I also got excited. However some time ago I set up waydroid and once I got it all running smoothly I was like "what now?"

I didn't know any app or game that I wanted to play over the games that I have on my PC.

So my question would be: what do you want to play?

[–] warmaster@lemmy.world 4 points 7 months ago

Not me, my kids (4 & 7). I wouldn't play a mobile game, I just want some apps that I can't avoid and aren't available on desktop.

[–] Cethin@lemmy.zip 2 points 7 months ago

I agree currently, but I'm excited about this because it creates a PC market for mobile games. This is good because mobile games have the worst MTX, but PC games normally can't get away with this. It could (unlikely, but possible) influence them to adapt to more of the PC market style.

[–] dneaves@lemmy.world 2 points 7 months ago

Tbh, I'd love to be able to use this less for games and more for just Android apps.

I'd love to move more to a less-Google-owned mobile platform that still has the apps I use and the power to run things. I think the two frontrunners are like /e/OS or GrapheneOS.

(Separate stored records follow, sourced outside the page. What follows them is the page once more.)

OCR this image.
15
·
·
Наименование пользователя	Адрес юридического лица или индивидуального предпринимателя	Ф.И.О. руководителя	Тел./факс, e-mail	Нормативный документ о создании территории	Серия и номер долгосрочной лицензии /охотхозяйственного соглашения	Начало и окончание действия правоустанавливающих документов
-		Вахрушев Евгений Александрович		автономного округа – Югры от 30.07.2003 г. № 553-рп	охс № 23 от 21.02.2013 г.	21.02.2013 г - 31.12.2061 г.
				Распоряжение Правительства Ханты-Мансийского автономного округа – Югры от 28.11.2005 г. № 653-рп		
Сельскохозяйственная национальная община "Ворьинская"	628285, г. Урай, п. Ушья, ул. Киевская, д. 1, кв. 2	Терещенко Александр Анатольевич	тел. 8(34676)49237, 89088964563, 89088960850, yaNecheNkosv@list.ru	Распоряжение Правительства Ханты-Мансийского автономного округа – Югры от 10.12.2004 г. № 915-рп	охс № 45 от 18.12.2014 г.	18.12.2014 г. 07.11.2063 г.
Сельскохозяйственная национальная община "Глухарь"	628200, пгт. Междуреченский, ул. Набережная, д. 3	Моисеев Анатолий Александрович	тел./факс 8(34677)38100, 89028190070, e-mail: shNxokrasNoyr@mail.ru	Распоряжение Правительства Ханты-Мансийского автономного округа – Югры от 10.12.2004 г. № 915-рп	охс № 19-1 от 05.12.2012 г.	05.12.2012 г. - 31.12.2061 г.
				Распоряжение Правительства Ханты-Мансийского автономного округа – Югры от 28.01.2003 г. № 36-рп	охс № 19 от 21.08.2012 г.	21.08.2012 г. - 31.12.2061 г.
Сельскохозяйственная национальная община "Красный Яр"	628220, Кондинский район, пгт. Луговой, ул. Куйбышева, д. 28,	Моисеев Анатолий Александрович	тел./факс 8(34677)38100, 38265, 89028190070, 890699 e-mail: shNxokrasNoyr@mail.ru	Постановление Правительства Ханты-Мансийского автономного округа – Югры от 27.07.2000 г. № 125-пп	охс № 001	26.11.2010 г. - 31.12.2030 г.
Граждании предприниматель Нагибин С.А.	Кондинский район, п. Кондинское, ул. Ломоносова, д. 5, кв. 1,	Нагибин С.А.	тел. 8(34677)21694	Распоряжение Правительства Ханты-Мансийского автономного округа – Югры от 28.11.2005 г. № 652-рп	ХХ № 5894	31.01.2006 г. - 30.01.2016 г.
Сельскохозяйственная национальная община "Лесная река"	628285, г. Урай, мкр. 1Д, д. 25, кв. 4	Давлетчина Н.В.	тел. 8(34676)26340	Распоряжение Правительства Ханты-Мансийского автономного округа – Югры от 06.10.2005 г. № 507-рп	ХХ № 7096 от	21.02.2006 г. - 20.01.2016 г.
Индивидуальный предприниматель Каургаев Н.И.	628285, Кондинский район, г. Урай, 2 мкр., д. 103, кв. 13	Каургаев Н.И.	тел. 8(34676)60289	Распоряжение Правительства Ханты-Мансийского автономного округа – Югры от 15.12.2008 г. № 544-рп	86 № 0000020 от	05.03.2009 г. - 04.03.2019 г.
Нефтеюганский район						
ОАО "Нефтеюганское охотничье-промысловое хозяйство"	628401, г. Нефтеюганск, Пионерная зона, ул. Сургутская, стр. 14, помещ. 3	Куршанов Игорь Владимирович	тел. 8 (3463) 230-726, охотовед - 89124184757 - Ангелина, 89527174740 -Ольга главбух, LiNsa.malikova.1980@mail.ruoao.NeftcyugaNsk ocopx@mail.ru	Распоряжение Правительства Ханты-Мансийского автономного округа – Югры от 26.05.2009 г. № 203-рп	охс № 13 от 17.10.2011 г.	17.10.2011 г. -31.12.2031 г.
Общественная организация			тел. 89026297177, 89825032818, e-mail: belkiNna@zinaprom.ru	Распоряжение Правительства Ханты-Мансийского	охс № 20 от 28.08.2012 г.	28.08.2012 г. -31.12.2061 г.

But with Lepton: A) there's a better chance of the idea of a Linux-non-Android phone, since Lepton could allow Android apps run on a Linux phone; or B) make Linux tablets better, again with Android apps.

I also have an idea in my head that next "upgrade" I can afford I'll ditch my phone and go for a smartwatch (with 4G/5G) and a tablet (for apps). The best pairing is probably from Samsung, which unfortunately is both Android/Google and now focused on promoting AI features (ew). I'd go for GrapheneOS if I could put it on a tablet of suitable specs, and if a smartwatch would work well with it (which the watch would probably still be Samsung's, but maybe RePebble can do something great?).

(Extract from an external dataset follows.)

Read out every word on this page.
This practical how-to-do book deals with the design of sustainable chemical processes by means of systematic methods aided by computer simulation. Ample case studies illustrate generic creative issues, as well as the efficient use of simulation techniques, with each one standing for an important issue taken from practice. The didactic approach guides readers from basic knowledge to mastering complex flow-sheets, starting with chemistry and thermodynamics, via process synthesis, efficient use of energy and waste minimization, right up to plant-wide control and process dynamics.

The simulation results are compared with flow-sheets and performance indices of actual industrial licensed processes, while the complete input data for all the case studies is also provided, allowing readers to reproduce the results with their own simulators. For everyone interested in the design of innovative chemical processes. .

But if I could use a Linux tablet? That's a computer at that point, and I could also benefit from having a laptop since there's also things an Android device couldn't do that a computer could (I'm a software dev, it'd be painful on Android). Waydroid/Lepton then supplements the part where there are things Android can do that computers can't, which is just "apps the developer didn't make a webapp/computer app for". Still would have to figure out the watch part, but it's a start

[–] djdarren@piefed.social 2 points 7 months ago (1 children)

I used Waydroid to get Apple Music running on Linux. It worked, but it wasn't a great experience, not least because it needed to be an older version of the app. Winapps was slightly better, but given that AM is only available as a UWP through the Windows Store, it was a pain in the arse to get running, then buggy when it was.

So these days I just play music through my phone.

[–] NinjaTurtle@feddit.online 2 points 7 months ago (1 children)

Think there is an app called Cider that is apple music. It should be in your Linux app store.

[–] djdarren@piefed.social 1 points 7 months ago

Cider is ok, but doesn't allow for lossless audio.